QuaintReader · 10/12/2025 11:34

PoisedUmberCrab · 10/12/2025 11:04

Thanks all. He’s asked me not to contact him at all - interesting when we have two young children. He left the house for work this morning without helping out at all.

there was a response on her offering a direct message for a solicitor recommendation but I cannot see it - can anyone find it 🙀

I have recently just been through this. His actions from now on will only serve to confirm you are doing the right thing. It will tough, you will have self doubt….but each step they will continue proving you’re doing the right thing.

I spent loads on solicitors and to be honest, in the end they didn’t end up doing much. I would recommend going to mediation before going to a solicitor. You can also try McKenzie Friends, who offer advice for a much lower fee. Just remember, you will be entitled to a minimum of 50% of all assets.

He will need to disclose everything he owns and has saved. You want to go for a bigger share as the marriage has not been equal with the amount you have had to sacrifice.

also remember. The childcare arrangement and child maintenance are completely seperate, they are dealt with under different courts. Don’t let him try and cross over the two.

Elsvieta · 10/12/2025 11:36

Wouldn't it make more sense to just have a joint account (and no other accounts)? That way it's not a question of who's paying for what. You're married, not flatmates.

KittyFinlay · 10/12/2025 12:04

You need to prepare an invoice for the work of looking after his child. It's half your child, so that's half the rate of a nanny at around £18ph.

With an under-1 you're probably looking at about 16 hours of full time care a day, if you don't charge for being on call in the night. So he owes you around £53k, plus whatever you decide to charge him for carrying and birthing his kids.

However, the best option all round is to get the best lawyer you possibly can and get rid of the bastard.

KittyFinlay · 10/12/2025 12:06

PoisedUmberCrab · 09/12/2025 21:02

Family are hugely disappointed with him and don’t think much of him at all, but have tried to keep things amicable for the sake of the small children.

he’s just said that if we go through the courts it’s likely that I will have to pay him maintenance, as my monthly salary (when I go back to work) is higher than his!!!!

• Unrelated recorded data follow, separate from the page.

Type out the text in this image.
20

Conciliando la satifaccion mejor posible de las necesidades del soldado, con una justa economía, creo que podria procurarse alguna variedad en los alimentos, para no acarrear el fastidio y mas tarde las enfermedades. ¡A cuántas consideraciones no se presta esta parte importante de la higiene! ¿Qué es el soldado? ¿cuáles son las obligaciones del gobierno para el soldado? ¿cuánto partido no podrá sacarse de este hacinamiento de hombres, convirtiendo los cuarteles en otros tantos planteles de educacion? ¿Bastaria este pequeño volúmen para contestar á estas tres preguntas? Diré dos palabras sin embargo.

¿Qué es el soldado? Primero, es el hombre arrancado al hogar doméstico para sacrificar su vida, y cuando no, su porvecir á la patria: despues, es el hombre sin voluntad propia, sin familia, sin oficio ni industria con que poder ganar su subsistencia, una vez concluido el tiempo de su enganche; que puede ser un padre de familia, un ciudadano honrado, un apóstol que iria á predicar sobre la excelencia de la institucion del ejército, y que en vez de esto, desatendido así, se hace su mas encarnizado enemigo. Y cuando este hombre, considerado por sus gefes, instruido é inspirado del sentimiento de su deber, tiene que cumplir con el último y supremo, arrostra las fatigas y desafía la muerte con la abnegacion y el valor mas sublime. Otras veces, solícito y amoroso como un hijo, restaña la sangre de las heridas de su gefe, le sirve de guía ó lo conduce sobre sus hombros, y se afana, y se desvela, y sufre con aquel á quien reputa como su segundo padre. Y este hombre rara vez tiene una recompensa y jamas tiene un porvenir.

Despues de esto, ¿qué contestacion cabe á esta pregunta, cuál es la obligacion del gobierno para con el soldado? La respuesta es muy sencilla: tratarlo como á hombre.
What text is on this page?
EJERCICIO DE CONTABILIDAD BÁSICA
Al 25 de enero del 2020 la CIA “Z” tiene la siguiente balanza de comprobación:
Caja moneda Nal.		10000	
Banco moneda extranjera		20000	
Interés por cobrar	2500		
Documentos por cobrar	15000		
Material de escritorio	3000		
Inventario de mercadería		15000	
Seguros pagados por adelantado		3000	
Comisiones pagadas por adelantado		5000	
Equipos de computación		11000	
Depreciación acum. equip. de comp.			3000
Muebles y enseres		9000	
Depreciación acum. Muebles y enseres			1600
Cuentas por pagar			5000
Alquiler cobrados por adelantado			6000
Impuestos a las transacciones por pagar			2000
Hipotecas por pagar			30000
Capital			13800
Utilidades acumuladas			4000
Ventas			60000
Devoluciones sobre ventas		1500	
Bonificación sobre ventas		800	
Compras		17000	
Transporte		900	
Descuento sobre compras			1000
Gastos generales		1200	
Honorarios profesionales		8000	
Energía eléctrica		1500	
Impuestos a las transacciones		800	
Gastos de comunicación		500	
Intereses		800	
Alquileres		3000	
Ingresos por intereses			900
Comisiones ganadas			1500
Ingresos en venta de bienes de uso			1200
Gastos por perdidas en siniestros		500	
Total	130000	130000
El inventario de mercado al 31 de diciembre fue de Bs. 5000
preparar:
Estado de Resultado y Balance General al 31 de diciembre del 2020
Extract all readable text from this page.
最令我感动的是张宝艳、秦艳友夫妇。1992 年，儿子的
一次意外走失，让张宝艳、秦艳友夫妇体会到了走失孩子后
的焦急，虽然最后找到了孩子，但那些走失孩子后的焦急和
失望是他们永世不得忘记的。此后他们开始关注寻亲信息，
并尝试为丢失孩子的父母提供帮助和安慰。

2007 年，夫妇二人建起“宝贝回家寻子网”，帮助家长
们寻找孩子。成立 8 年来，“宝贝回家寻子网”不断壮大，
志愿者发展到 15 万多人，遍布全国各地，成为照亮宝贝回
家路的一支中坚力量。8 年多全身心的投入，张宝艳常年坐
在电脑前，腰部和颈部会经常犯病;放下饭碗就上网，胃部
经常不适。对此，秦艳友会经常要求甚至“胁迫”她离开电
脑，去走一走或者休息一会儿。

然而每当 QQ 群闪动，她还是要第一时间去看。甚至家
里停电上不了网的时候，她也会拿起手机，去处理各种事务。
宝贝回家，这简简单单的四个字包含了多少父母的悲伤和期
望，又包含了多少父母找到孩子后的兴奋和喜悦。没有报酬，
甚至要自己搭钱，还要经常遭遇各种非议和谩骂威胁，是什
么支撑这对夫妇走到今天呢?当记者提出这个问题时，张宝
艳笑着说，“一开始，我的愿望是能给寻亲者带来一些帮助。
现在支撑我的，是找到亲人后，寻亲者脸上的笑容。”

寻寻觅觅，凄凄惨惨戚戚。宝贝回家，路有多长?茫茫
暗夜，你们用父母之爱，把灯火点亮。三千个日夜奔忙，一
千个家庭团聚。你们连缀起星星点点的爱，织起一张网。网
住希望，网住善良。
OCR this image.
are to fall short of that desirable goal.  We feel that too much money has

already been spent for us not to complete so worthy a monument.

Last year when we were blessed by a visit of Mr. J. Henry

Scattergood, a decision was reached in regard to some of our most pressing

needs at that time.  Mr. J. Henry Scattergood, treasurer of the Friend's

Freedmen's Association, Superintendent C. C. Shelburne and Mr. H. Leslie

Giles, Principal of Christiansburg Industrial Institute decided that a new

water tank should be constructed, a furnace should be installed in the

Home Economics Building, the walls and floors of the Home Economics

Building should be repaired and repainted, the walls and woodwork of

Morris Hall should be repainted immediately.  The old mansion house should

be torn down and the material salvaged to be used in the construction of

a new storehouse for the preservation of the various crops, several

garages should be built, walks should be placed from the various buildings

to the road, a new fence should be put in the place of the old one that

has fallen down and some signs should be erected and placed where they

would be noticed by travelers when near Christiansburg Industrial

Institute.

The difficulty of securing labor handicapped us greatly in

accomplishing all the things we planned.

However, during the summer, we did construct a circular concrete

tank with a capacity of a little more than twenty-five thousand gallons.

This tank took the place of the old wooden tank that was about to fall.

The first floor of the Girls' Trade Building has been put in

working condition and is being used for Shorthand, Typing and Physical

That's not how it works. CMS doesn't even look at the income of the resident parent. If you're going to be having the children the majority of the time, he will have to pay you. If it's 50/50 there will be no payments either way.

ChristmasIsAMindset · 10/12/2025 12:16

Don't you dare accept 50 50.

What percentage of childcare are you doing? 70%? More?

So the kids need a bedroom each and so do you, so that's a 3 bed house and 3 lots of heating, food, cars, clubs and food.

If he has them weekends, he needs a 2 bed home and associated costs.

If he wants 5050, he gets 50 50 of the weekday childcare and costs as well as weekends and school holidays.

Put his pension in the table as well as the properties.

Elektra1 · 10/12/2025 12:41

YABU not to have discussed and agreed how costs would be shared while on mat leave with the child you both created, BEFORE conceiving the child. Now you know how he views money, don’t have any more kids with him.

SecretSquirrelLoo · 10/12/2025 12:45

You’re married. All the money that comes in belongs to both of you. As do the children and responsibility for them.

What a piece of work this pathetic man is.

SecretSquirrelLoo · 10/12/2025 12:47

Withholding money from you so that you have to borrow to fulfill basic needs (when you’ve just had a baby!) is financial abuse. Get lawyer now.